First came the "monumental ignorance" of those in Washington pushing for war in 2002 without "the faintest idea" of Iraq's realities. "More perceptive people knew instinctively that the invasion of Iraq would open up the great fissures in Iraqi society," he writes.
What followed was the "rank amateurism and swaggering arrogance" of the occupation, under L. Paul Bremer's Coalition Provisional Authority (CPA), which took big steps with little consultation with Iraqis, steps Allawi and many others see as blunders:
— The Americans disbanded Iraq's army, which Allawi said could have helped quell a rising insurgency in 2003. Instead, hundreds of thousands of demobilized, angry men became a recruiting pool for the resistance.
— Purging tens of thousands of members of toppled President Saddam Hussein's Baath party — from government, school faculties and elsewhere — left Iraq short on experienced hands at a crucial time.

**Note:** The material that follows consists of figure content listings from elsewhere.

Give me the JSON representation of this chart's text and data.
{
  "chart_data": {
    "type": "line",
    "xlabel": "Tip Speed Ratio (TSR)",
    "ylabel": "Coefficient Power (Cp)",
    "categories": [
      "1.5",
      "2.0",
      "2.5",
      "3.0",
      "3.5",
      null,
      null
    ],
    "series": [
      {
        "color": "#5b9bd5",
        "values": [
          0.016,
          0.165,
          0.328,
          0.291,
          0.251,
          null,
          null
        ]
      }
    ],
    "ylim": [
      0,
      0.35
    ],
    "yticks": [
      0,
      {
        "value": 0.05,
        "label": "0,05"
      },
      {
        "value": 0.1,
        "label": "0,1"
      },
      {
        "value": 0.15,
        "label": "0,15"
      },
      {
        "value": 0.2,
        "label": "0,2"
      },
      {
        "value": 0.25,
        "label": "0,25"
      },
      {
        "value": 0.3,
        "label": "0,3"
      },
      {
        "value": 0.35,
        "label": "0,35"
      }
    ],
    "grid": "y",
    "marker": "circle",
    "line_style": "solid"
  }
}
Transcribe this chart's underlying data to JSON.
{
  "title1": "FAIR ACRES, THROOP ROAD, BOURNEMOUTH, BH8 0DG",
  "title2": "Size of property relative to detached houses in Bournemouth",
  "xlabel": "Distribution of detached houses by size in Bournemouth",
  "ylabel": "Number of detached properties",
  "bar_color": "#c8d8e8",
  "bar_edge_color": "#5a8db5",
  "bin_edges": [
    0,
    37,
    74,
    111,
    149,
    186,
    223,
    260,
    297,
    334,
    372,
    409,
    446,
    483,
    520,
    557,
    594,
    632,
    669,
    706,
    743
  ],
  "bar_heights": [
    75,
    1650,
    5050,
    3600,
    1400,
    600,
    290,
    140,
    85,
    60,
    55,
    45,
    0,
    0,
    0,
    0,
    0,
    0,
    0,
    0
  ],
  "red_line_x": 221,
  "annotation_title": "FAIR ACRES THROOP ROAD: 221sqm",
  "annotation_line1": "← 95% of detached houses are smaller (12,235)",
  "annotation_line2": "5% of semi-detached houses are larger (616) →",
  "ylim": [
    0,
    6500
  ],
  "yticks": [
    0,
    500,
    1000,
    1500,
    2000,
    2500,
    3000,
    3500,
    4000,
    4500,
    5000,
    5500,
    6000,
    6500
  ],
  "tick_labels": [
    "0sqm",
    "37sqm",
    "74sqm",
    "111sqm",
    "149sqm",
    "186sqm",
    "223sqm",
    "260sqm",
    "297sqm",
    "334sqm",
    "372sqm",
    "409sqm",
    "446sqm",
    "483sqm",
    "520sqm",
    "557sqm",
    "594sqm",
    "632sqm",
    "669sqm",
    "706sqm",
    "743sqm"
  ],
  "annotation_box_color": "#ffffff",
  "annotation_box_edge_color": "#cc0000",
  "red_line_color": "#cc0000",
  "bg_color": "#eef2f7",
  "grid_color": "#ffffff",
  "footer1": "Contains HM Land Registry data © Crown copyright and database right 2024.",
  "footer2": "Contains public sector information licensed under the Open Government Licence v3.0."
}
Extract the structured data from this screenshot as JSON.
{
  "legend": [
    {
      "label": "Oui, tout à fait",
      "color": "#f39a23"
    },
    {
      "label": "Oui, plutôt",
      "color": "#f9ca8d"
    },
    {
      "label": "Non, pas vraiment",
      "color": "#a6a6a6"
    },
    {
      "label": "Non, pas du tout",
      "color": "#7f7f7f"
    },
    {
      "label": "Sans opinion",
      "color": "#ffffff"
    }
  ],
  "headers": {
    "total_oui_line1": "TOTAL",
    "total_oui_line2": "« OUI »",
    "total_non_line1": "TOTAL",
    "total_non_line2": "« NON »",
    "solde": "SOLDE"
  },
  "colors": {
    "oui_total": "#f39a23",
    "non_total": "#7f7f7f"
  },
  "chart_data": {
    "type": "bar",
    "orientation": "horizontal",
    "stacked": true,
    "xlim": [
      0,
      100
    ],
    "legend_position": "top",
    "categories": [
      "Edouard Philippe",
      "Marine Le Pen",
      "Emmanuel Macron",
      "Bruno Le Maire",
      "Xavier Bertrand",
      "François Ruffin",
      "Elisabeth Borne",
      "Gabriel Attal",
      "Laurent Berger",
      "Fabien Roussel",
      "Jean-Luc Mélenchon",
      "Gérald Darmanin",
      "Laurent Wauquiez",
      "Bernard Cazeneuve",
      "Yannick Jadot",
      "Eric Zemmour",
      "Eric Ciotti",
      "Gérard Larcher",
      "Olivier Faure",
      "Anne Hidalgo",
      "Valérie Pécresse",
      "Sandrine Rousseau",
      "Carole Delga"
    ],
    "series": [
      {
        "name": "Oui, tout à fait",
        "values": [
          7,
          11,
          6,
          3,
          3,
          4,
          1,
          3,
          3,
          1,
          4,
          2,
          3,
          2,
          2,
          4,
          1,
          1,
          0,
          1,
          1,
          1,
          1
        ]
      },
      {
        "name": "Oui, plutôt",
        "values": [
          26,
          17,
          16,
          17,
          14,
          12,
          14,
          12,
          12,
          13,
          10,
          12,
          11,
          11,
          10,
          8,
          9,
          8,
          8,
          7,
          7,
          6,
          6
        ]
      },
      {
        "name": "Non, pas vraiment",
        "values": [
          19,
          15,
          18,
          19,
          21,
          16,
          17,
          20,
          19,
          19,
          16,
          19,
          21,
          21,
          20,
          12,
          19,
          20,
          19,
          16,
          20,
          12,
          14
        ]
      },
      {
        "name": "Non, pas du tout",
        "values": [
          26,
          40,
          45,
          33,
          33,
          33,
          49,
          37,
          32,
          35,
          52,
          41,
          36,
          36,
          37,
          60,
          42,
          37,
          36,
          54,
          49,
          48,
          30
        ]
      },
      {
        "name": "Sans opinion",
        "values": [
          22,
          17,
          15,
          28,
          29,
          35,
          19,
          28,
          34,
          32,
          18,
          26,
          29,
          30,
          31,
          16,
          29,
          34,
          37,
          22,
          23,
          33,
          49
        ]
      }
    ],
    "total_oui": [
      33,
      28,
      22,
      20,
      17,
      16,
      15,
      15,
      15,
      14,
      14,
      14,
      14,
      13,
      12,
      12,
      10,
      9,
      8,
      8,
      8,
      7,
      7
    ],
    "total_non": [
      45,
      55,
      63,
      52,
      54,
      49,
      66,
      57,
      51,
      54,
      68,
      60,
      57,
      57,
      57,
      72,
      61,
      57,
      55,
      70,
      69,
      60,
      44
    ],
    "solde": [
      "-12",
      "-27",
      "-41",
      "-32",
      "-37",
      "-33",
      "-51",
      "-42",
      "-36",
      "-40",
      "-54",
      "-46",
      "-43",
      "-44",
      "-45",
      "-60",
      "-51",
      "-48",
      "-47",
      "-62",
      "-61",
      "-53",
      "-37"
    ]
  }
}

— An order consolidating decentralized bank accounts at the Finance Ministry bogged down operations of Iraq's many state-owned enterprises.
— The CPA's focus on private enterprise allowed the "commercial gangs" of Saddam's day to monopolize business.
— Its free-trade policy allowed looted Iraqi capital equipment to be spirited away across borders.
— The CPA perpetuated Saddam's fuel subsidies, selling gasoline at giveaway prices and draining the budget.
In his 2006 memoir of the occupation, Bremer wrote that senior U.S. generals wanted to recall elements of the old Iraqi army in 2003, but were rebuffed by the Bush administration. Bremer complained generally that his authority was undermined by Washington's "micromanagement."
Although Allawi, a cousin of Ayad Allawi, Iraq's prime minister in 2004, is a member of a secularist Shiite Muslim political grouping, his well-researched book betrays little partisanship.
On U.S. reconstruction failures — in electricity, health care and other areas documented by Washington's own auditors — Allawi writes that the Americans' "insipid retelling of `success' stories" merely hid "the huge black hole that lay underneath."
For their part, U.S. officials have often largely blamed Iraq's explosive violence for the failures of reconstruction and poor governance.
The author has been instrumental since 2005 in publicizing extensive corruption within Iraq's "new order," including an $800-million Defense Ministry scandal. Under Saddam, he writes, the secret police kept would-be plunderers in check better than the U.S. occupiers have done.
As 2007 began, Allawi concludes, "America's only allies in Iraq were those who sought to manipulate the great power to their narrow advantage. It might have been otherwise."